Besson's alleged first draft, in which the pedophilia was explicit. I don't know whether this is legit or a bit of fan fiction.

IMDb guideline: 7.5 usually indicates a level of excellence, about like three and a half stars from the critics. 6.0 usually indicates lukewarm watchability, about like two and a half stars from the critics. The fives are generally not worthwhile unless they are really your kind of material, about like two stars from the critics. Films under five are generally awful even if you like that kind of film, equivalent to about one and a half stars from the critics or less, depending on just how far below five the rating is.

My own guideline: A means the movie is so good it will appeal to you even if you hate the genre.

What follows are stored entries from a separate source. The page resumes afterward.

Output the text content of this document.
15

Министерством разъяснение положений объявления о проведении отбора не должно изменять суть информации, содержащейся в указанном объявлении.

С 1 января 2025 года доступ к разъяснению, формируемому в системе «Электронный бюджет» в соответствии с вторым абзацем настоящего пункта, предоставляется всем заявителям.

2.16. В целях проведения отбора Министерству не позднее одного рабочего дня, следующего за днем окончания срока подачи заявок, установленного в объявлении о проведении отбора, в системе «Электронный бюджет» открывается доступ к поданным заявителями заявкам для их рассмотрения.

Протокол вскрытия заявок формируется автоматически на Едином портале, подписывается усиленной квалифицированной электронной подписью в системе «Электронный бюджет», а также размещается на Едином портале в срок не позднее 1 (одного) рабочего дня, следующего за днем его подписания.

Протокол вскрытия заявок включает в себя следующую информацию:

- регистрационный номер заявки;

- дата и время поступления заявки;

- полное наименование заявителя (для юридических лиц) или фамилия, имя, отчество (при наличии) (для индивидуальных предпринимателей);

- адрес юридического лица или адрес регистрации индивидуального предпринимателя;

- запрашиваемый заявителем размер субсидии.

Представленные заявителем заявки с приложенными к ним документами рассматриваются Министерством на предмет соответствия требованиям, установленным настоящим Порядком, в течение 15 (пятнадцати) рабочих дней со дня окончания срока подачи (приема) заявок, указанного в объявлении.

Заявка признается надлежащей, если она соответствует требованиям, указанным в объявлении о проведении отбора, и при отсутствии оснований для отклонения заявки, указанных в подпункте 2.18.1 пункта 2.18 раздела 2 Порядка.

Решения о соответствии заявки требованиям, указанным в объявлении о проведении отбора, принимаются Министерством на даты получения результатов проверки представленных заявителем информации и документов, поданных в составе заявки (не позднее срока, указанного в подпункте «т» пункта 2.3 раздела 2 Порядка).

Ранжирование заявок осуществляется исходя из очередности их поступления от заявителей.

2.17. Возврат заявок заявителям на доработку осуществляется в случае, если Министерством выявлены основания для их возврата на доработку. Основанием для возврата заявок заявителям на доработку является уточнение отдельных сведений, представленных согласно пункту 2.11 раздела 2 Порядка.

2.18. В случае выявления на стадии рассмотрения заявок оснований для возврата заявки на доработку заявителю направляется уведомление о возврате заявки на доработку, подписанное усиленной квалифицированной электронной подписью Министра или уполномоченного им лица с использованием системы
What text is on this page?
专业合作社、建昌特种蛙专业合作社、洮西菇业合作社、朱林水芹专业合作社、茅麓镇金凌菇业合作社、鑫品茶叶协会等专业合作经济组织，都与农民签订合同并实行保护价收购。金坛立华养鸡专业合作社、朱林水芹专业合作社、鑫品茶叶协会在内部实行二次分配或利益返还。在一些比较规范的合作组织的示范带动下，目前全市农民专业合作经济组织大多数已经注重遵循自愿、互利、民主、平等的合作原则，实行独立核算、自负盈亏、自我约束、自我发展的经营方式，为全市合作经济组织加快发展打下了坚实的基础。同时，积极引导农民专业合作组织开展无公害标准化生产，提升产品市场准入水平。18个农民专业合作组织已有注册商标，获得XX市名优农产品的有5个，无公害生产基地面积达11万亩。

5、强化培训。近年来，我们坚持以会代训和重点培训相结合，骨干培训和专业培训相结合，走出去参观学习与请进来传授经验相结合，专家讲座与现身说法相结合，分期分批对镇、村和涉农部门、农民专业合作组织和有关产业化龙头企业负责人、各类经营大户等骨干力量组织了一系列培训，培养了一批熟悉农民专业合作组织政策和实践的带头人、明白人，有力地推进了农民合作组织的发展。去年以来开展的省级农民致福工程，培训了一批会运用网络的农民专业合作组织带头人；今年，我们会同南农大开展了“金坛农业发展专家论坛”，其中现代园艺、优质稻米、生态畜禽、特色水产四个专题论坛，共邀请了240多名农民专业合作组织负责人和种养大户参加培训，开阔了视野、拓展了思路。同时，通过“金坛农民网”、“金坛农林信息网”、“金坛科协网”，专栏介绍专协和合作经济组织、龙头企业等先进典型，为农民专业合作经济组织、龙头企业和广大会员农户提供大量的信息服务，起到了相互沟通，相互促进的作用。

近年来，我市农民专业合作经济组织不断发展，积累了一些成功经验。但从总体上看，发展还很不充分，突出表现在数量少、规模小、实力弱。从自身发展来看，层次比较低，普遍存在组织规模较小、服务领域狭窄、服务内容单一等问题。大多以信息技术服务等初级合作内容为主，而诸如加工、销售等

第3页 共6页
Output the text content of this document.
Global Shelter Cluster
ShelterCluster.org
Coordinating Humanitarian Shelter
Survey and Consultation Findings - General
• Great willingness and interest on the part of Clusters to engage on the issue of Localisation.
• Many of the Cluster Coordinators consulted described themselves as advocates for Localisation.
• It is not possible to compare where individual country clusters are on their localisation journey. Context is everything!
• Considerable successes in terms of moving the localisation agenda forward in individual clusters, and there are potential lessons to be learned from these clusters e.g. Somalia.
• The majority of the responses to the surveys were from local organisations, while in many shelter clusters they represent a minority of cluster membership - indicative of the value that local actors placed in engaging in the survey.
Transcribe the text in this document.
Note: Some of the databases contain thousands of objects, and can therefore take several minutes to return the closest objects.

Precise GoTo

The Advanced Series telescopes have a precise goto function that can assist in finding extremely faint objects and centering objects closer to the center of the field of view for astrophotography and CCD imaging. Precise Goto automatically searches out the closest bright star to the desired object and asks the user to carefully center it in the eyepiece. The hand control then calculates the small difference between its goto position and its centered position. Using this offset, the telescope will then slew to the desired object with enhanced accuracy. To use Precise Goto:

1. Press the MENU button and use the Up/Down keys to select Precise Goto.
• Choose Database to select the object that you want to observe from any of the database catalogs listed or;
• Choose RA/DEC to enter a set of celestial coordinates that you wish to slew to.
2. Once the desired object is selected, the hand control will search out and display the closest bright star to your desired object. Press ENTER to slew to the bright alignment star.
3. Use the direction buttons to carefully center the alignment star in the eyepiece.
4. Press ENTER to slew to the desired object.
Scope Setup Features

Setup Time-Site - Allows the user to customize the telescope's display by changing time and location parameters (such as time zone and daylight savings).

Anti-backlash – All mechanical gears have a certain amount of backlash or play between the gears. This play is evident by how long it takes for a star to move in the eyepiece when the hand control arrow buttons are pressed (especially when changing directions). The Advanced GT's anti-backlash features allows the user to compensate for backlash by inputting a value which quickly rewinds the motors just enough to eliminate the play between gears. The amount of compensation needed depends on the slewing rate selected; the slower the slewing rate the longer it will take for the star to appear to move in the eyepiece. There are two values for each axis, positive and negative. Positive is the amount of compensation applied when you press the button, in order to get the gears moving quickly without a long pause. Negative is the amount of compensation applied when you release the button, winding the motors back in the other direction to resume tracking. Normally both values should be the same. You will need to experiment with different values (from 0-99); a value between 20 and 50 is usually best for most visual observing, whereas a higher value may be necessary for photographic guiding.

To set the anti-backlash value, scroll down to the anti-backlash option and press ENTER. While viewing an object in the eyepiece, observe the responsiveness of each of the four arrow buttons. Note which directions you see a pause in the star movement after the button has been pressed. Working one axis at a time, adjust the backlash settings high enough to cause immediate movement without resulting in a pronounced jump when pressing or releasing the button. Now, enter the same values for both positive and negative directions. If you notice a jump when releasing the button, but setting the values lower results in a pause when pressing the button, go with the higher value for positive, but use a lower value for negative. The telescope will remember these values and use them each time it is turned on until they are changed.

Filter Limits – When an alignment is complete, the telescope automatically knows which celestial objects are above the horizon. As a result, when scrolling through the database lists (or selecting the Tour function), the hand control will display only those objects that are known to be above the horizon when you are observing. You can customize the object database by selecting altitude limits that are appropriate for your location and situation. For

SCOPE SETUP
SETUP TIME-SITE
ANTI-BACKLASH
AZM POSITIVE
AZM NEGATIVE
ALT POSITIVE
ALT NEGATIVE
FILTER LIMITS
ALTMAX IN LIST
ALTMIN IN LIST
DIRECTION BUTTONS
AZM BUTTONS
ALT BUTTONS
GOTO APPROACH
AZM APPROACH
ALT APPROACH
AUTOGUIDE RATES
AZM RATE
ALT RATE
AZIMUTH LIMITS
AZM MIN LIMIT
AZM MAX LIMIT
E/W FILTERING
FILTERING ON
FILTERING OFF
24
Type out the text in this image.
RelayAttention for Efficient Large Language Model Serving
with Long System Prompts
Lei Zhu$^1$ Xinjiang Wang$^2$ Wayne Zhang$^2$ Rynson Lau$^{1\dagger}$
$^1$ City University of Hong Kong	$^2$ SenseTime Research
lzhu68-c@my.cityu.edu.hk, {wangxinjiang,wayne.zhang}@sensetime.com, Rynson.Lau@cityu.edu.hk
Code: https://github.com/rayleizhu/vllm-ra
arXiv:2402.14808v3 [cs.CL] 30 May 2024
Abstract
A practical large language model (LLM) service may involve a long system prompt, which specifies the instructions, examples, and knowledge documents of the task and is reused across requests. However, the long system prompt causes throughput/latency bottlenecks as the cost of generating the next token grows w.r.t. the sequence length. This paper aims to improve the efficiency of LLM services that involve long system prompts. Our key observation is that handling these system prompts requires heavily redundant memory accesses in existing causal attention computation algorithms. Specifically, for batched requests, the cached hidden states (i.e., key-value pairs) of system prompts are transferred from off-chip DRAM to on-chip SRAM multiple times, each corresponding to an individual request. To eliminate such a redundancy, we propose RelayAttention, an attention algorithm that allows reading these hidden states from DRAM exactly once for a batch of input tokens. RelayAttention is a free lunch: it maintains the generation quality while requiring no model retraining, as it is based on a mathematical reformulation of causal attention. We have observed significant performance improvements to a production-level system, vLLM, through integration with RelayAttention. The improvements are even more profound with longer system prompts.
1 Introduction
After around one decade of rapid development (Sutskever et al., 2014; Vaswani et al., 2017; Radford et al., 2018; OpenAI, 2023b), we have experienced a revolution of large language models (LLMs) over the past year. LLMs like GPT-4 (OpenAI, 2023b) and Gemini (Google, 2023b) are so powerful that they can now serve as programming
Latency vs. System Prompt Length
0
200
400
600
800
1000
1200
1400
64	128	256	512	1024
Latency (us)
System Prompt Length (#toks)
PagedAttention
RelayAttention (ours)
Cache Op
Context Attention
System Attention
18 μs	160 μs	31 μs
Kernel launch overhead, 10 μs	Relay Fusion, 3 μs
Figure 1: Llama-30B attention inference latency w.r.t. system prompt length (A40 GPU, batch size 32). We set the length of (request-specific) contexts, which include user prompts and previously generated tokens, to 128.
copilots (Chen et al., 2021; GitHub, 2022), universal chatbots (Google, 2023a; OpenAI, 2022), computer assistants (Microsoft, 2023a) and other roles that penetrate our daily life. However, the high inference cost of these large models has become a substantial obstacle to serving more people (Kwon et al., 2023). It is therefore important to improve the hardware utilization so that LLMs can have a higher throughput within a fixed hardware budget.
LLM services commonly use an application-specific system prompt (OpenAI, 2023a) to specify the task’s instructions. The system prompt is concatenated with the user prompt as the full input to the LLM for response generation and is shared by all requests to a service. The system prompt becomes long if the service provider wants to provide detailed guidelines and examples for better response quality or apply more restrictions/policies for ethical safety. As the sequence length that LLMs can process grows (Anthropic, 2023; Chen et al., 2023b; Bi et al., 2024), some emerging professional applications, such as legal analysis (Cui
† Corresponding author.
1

B means the movie is not good enough to win you over if you hate the genre, but is good enough to do so if you have an open mind about this type of film. C means it will only appeal to genre addicts, and has no crossover appeal. D means you'll hate it even if you like the genre. E means that you'll hate it even if you love the genre. F means that the film is not only unappealing across-the-board, but technically inept as well.

Based on this description, this film is a C+. Genre masterpiece, but obviously no crossover to people who don't like gratuitous violence and grown men sleeping with 12 year old girls.